You just finished your exciting learning workshop, the walls are plastered with carefully completed templates, there is a stack of A3 sheets from group work, a pile of cards that captured individual reflections to salient questions, e-templates were filled in. Learning was captured, key messages identified, ideas prioritized. Lots of learning and exchange filled the hours of the workshop, the artefacts demonstrate this and they are in your hands…
The question now is, what can you do with it?
Well, you can type it all up and create a final report from the Learning Workshop, which is sent around to all the participants.
That particular artefact is probably a good thing to archive and will no doubt tick a box for the donor and partners. But that report might never be looked at again. Here is where I think the “Last Mile” concept is interesting.
In circles of health supplies (reproductive or other), the Last Mile is the distance between the easier to reach intermediaries and the people in the rural village or remote-from-you elsewhere that need to have access to and use the product. The Last Mile is also shorthand for the amount of effort it takes to take that final step.
How to reach the Last Mile is a huge conversation in these communities, getting their commodities into the hands of those who need them most and are far from the source. They share their good practice and look actively at the practices of the private sector for learning about this – how to get that can of soft drink, or parcel, into the hands of the final consumer, through their supply chains.
What might this mean for your learning workshops – what is our last mile in learning? (I ask as one who often designs and facilitates these regularly.)
Start with Transformation
I think the last mile in learning starts with transformation – transforming this learning into “reusable learning” products and getting these into the hands of the people who can use them, and potentially make time-saving or money-saving changes or other considerable improvements in their practice. How to do something better? How to make the right choice? How to create efficiencies? Etc.
There is an important step here that cannot be underestimated – that’s transforming the information and learning that is captured at the workshop (or conference, or meeting, etc.) into something useful. Crystalizing the real messages and considering how and who might use them.
This should be done through the design of the learning workshop – making decisions about what you want to learn (these decisions undoubtedly came long before). You should also include in your design, sessions that help the group identify or confirm who might be able to use the learning and in what format. Ask yourself and the group: What kind of Reusable Learning Objects (RLOs) can be produced?
Here is a very short list of possibilities, there are so many more:
- Explainer video
- Quiz cards/flash cards
- How to Guides
- Fact Sheets (credit card sized)
- Video perspectives library
- Social media campaign
- Curriculum for a training course
- Special materials (like a Parachuted presenters promise)
What else have you seen or can you think of? There are so many creative ways to transform and re-use learning.

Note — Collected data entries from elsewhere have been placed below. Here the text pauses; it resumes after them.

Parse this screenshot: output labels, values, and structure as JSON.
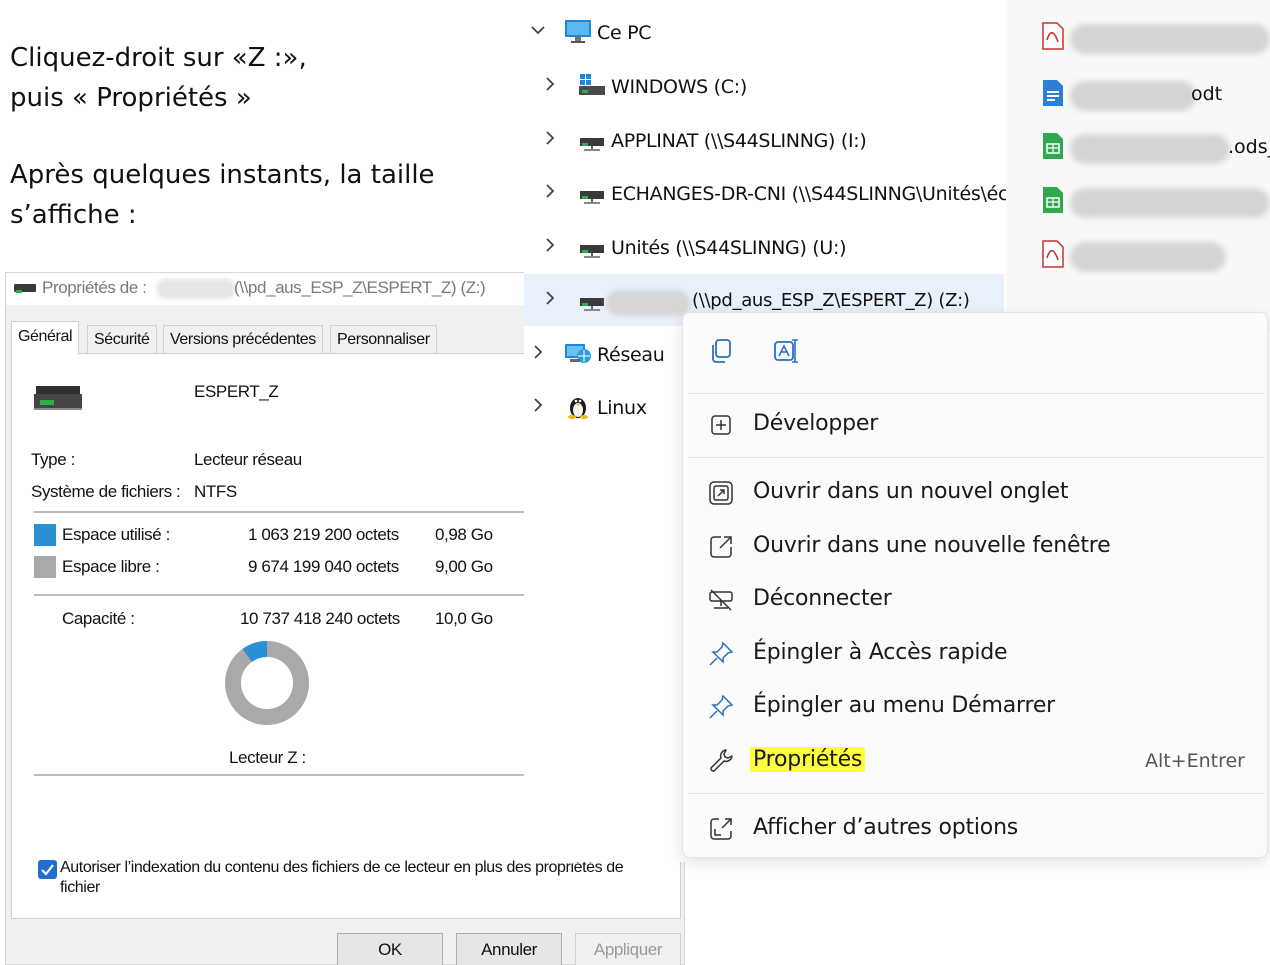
{
  "instructions": {
    "line1": "Cliquez-droit sur «Z :»,",
    "line2": "puis « Propriétés »",
    "line3": "Après quelques instants, la taille",
    "line4": "s’affiche :"
  },
  "dialog": {
    "title_prefix": "Propriétés de :",
    "title_suffix": "(\\\\pd_aus_ESP_Z\\ESPERT_Z) (Z:)",
    "tabs": [
      "Général",
      "Sécurité",
      "Versions précédentes",
      "Personnaliser"
    ],
    "drive_name": "ESPERT_Z",
    "type_label": "Type :",
    "type_value": "Lecteur réseau",
    "fs_label": "Système de fichiers :",
    "fs_value": "NTFS",
    "used_label": "Espace utilisé :",
    "used_bytes": "1 063 219 200 octets",
    "used_size": "0,98 Go",
    "free_label": "Espace libre :",
    "free_bytes": "9 674 199 040 octets",
    "free_size": "9,00 Go",
    "capacity_label": "Capacité :",
    "capacity_bytes": "10 737 418 240 octets",
    "capacity_size": "10,0 Go",
    "used_fraction": 0.099,
    "drive_label": "Lecteur Z :",
    "index_line1": "Autoriser l’indexation du contenu des fichiers de ce lecteur en plus des propriétés de",
    "index_line2": "fichier",
    "ok": "OK",
    "cancel": "Annuler",
    "apply": "Appliquer",
    "colors": {
      "used": "#2b8fd6",
      "free": "#a9a9a9"
    }
  },
  "nav": {
    "items": [
      {
        "label": "Ce PC"
      },
      {
        "label": "WINDOWS (C:)"
      },
      {
        "label": "APPLINAT (\\\\S44SLINNG) (I:)"
      },
      {
        "label": "ECHANGES-DR-CNI (\\\\S44SLINNG\\Unités\\éc"
      },
      {
        "label": "Unités (\\\\S44SLINNG) (U:)"
      },
      {
        "label": "(\\\\pd_aus_ESP_Z\\ESPERT_Z) (Z:)"
      },
      {
        "label": "Réseau"
      },
      {
        "label": "Linux"
      }
    ]
  },
  "files": {
    "items": [
      {
        "suffix": ""
      },
      {
        "suffix": "odt"
      },
      {
        "suffix": ".ods_"
      },
      {
        "suffix": ""
      },
      {
        "suffix": ""
      }
    ]
  },
  "context_menu": {
    "expand": "Développer",
    "open_tab": "Ouvrir dans un nouvel onglet",
    "open_window": "Ouvrir dans une nouvelle fenêtre",
    "disconnect": "Déconnecter",
    "pin_quick": "Épingler à Accès rapide",
    "pin_start": "Épingler au menu Démarrer",
    "properties": "Propriétés",
    "properties_shortcut": "Alt+Entrer",
    "more_options": "Afficher d’autres options",
    "highlight_color": "#ffff3a"
  }
}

I’ve designed some workshops, or sessions within them, precisely to do one of the above – thus using the group for the distillation process (making checklists, designing the curriculum, taking the short video perspectives, etc.) Other RLOs take more time, like the Explainer videos and the How To Guides.
Then you need to actively structure your RLO delivery to the end users, at the end of that Last Mile, who weren’t necessarily in your workshop. These are the very ones who would probably never receive, look at, or want to use, your workshop report. And (let’s be honest) many of the workshop participants might not either!
Think about your Last Mile in Learning, and how to take your great learning nuggets and transform them into something that can be used and reused. And maybe there are partners with distribution systems already in place that can help you along the way?